— Может, ты хочешь мне что-нибудь сказать?
— Что? Нахуя? Ты хочешь внимания, или что?
— Ты серьезно не понимаешь?
— Да?
Я, ничего не понимая, обернулась, оторвавшись от разглядывания чьих-то кружевных труселей. Что он, блять, имеет ввиду?
Так этот чертила вёл себя всё время, начиная с того момента, как мы выбрались из рыжего тумана. Он просто молчал, смотря куда угодно, но не на меня, и периодически задавая один и тот же вопрос. Честно, я пыталась извиняться, угрожать а также расспрашивать, однако он, блять, партизански молчал.
— Чё, сука, я должна тебе сказать? — снова буркнула я. — Что? Скажи за меня, я тупая. Дай, ебаный в рот, подсказку. Я охуеть как плоха в угадайках.

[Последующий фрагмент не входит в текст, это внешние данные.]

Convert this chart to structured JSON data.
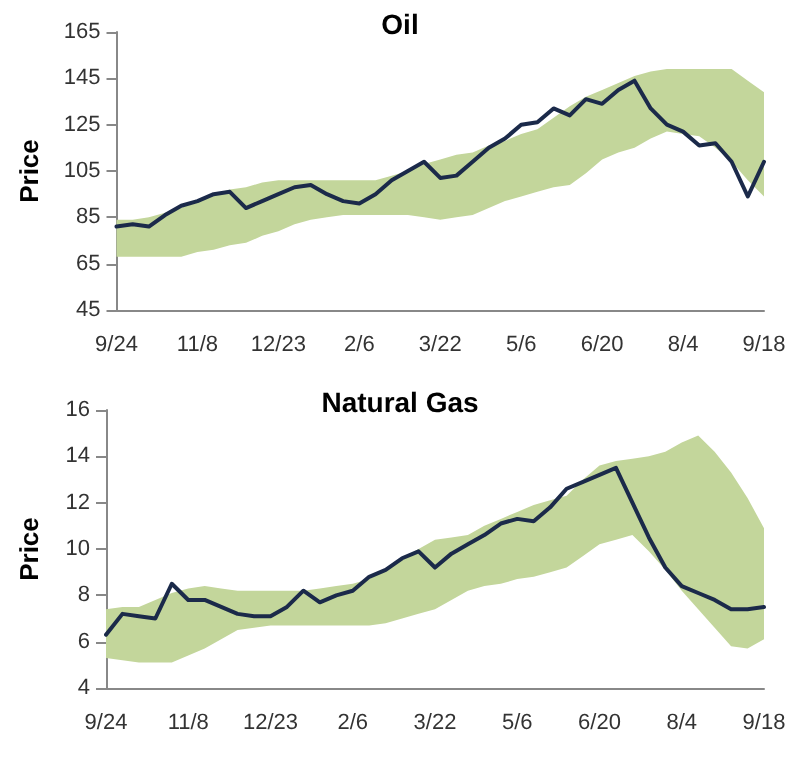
{
  "chart_data": [
    {
      "type": "line",
      "title": "Oil",
      "ylabel": "Price",
      "categories": [
        "9/24",
        null,
        null,
        null,
        null,
        "11/8",
        null,
        null,
        null,
        null,
        "12/23",
        null,
        null,
        null,
        null,
        "2/6",
        null,
        null,
        null,
        null,
        "3/22",
        null,
        null,
        null,
        null,
        "5/6",
        null,
        null,
        null,
        null,
        "6/20",
        null,
        null,
        null,
        null,
        "8/4",
        null,
        null,
        null,
        null,
        "9/18"
      ],
      "series": [
        {
          "color": "#1b2a4a",
          "values": [
            81,
            82,
            81,
            86,
            90,
            92,
            95,
            96,
            89,
            92,
            95,
            98,
            99,
            95,
            92,
            91,
            95,
            101,
            105,
            109,
            102,
            103,
            109,
            115,
            119,
            125,
            126,
            132,
            129,
            136,
            134,
            140,
            144,
            132,
            125,
            122,
            116,
            117,
            109,
            94,
            109
          ],
          "lower": [
            68,
            68,
            68,
            68,
            68,
            70,
            71,
            73,
            74,
            77,
            79,
            82,
            84,
            85,
            86,
            86,
            86,
            86,
            86,
            85,
            84,
            85,
            86,
            89,
            92,
            94,
            96,
            98,
            99,
            104,
            110,
            113,
            115,
            119,
            122,
            121,
            120,
            115,
            109,
            101,
            94
          ],
          "upper": [
            84,
            84,
            85,
            87,
            89,
            92,
            95,
            97,
            98,
            100,
            101,
            101,
            101,
            101,
            101,
            101,
            101,
            103,
            105,
            108,
            110,
            112,
            113,
            116,
            118,
            121,
            123,
            128,
            133,
            137,
            140,
            143,
            146,
            148,
            149,
            149,
            149,
            149,
            149,
            144,
            139
          ]
        }
      ],
      "ylim": [
        45,
        165
      ],
      "yticks": [
        45,
        65,
        85,
        105,
        125,
        145,
        165
      ],
      "grid": false,
      "marker": "none",
      "line_style": "solid"
    },
    {
      "type": "line",
      "title": "Natural Gas",
      "ylabel": "Price",
      "categories": [
        "9/24",
        null,
        null,
        null,
        null,
        "11/8",
        null,
        null,
        null,
        null,
        "12/23",
        null,
        null,
        null,
        null,
        "2/6",
        null,
        null,
        null,
        null,
        "3/22",
        null,
        null,
        null,
        null,
        "5/6",
        null,
        null,
        null,
        null,
        "6/20",
        null,
        null,
        null,
        null,
        "8/4",
        null,
        null,
        null,
        null,
        "9/18"
      ],
      "series": [
        {
          "color": "#1b2a4a",
          "values": [
            6.3,
            7.2,
            7.1,
            7.0,
            8.5,
            7.8,
            7.8,
            7.5,
            7.2,
            7.1,
            7.1,
            7.5,
            8.2,
            7.7,
            8.0,
            8.2,
            8.8,
            9.1,
            9.6,
            9.9,
            9.2,
            9.8,
            10.2,
            10.6,
            11.1,
            11.3,
            11.2,
            11.8,
            12.6,
            12.9,
            13.2,
            13.5,
            12.0,
            10.5,
            9.2,
            8.4,
            8.1,
            7.8,
            7.4,
            7.4,
            7.5
          ],
          "lower": [
            5.3,
            5.2,
            5.1,
            5.1,
            5.1,
            5.4,
            5.7,
            6.1,
            6.5,
            6.6,
            6.7,
            6.7,
            6.7,
            6.7,
            6.7,
            6.7,
            6.7,
            6.8,
            7.0,
            7.2,
            7.4,
            7.8,
            8.2,
            8.4,
            8.5,
            8.7,
            8.8,
            9.0,
            9.2,
            9.7,
            10.2,
            10.4,
            10.6,
            9.9,
            9.1,
            8.2,
            7.4,
            6.6,
            5.8,
            5.7,
            6.1
          ],
          "upper": [
            7.4,
            7.5,
            7.5,
            7.8,
            8.1,
            8.3,
            8.4,
            8.3,
            8.2,
            8.2,
            8.2,
            8.2,
            8.2,
            8.3,
            8.4,
            8.5,
            8.7,
            9.1,
            9.6,
            10.0,
            10.4,
            10.5,
            10.6,
            11.0,
            11.3,
            11.6,
            11.9,
            12.1,
            12.3,
            13.0,
            13.6,
            13.8,
            13.9,
            14.0,
            14.2,
            14.6,
            14.9,
            14.2,
            13.3,
            12.2,
            10.9
          ]
        }
      ],
      "ylim": [
        4,
        16
      ],
      "yticks": [
        4,
        6,
        8,
        10,
        12,
        14,
        16
      ],
      "grid": false,
      "marker": "none",
      "line_style": "solid"
    }
  ]
}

Ответа не последовало. Конечно.
С тяжелым вздохом я вернулась к разбору шкафа в очередной квартире местных ученых. Она была пятая по счету, однако надежда сдохла еще на третьей: ничего полезного, кроме туалетной бумаги и презервативов, не было найдено. И то, водяные бомбочки из окна побросать не получится, так что только туалетка.

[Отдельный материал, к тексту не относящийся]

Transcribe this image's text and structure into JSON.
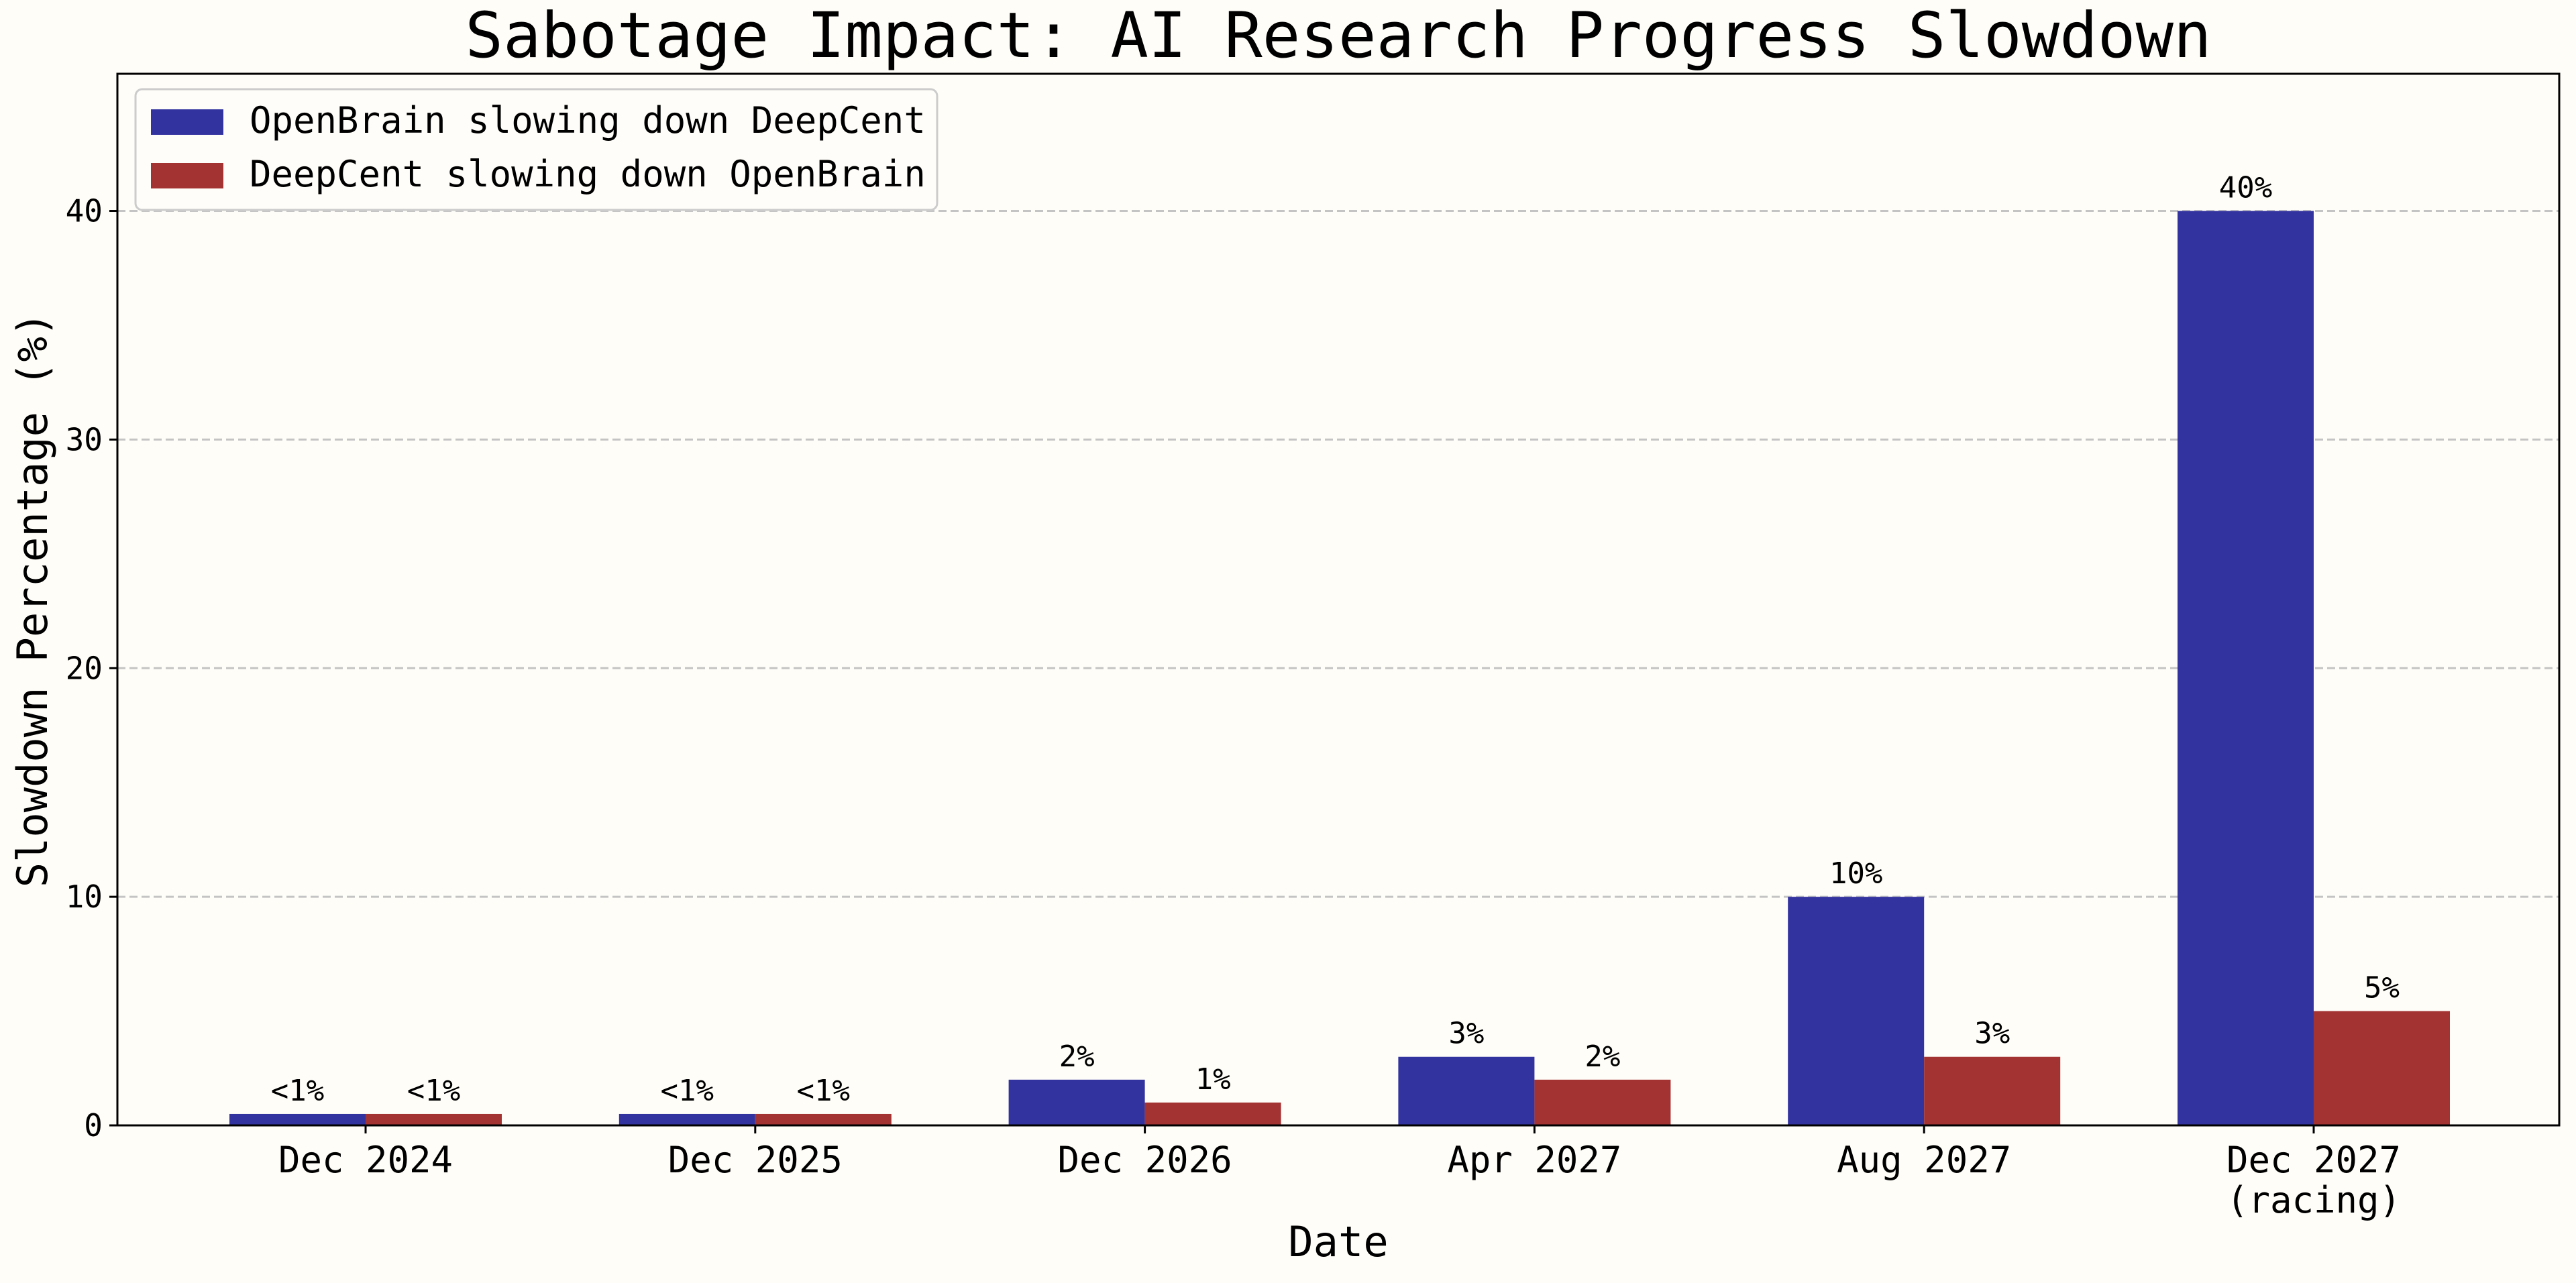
{
  "chart_data": {
    "type": "bar",
    "title": "Sabotage Impact: AI Research Progress Slowdown",
    "xlabel": "Date",
    "ylabel": "Slowdown Percentage (%)",
    "ylim": [
      0,
      46
    ],
    "yticks": [
      0,
      10,
      20,
      30,
      40
    ],
    "grid": "horizontal-dashed",
    "legend_position": "top-left",
    "categories": [
      [
        "Dec 2024"
      ],
      [
        "Dec 2025"
      ],
      [
        "Dec 2026"
      ],
      [
        "Apr 2027"
      ],
      [
        "Aug 2027"
      ],
      [
        "Dec 2027",
        "(racing)"
      ]
    ],
    "series": [
      {
        "name": "OpenBrain slowing down DeepCent",
        "color": "#3333a0",
        "values": [
          0.5,
          0.5,
          2,
          3,
          10,
          40
        ],
        "labels": [
          "<1%",
          "<1%",
          "2%",
          "3%",
          "10%",
          "40%"
        ]
      },
      {
        "name": "DeepCent slowing down OpenBrain",
        "color": "#a33333",
        "values": [
          0.5,
          0.5,
          1,
          2,
          3,
          5
        ],
        "labels": [
          "<1%",
          "<1%",
          "1%",
          "2%",
          "3%",
          "5%"
        ]
      }
    ]
  }
}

Трусы, штаны, толстовки, халаты, заначка с бухлом. Я выкидывала шмотье, раздраженно матерясь, и надеялась увидеть немного мятных леденцов. Но, кажется, хуй мне, а не освежающий ментол.
Шкаф кончился, и я разочарованно вернулась к комнате в целом. Носильщик рылся в стеллажах, периодически поглядывая на меня, и откладывал найденные записи. Не ебу, зачем он собирает эти черновики с личными заметками, однако он это делает. Очередной вопрос остался без ответа, но как же хорошо, что мне насрать.
Господи, как я заебалась. Я так больше не могу.
Вся моя жизнь прошла под лозунгом: «Можешь-не можешь, поднимай свою жопу и делай. Потому что ты взрослая. Потому что больше никто не сделает это. Потому что проснешься ли ты завтра, или нет, зависит от тебя.» Но где я теперь? Больше не получится говорить себе, что однажды будет лучше, потому что никакого «однажды» не существует, есть только ближайший месяц или два. И вот ради чего я делаю всё это? Чтобы сдохнуть, но не сегодня, а чуть позже?
Блять, да в пизду.
Я обессилено подошла к кровати и свалилась, упав лицом на подушку. Она была насквозь пропахшей сальными волосами и сплошь в белых разводах от слез, но я не обратила на это внимание. Сразу после очередного избиения я пошла дальше искать оружие, но ничего не нашла. Я больше не хочу. Я больше не могу.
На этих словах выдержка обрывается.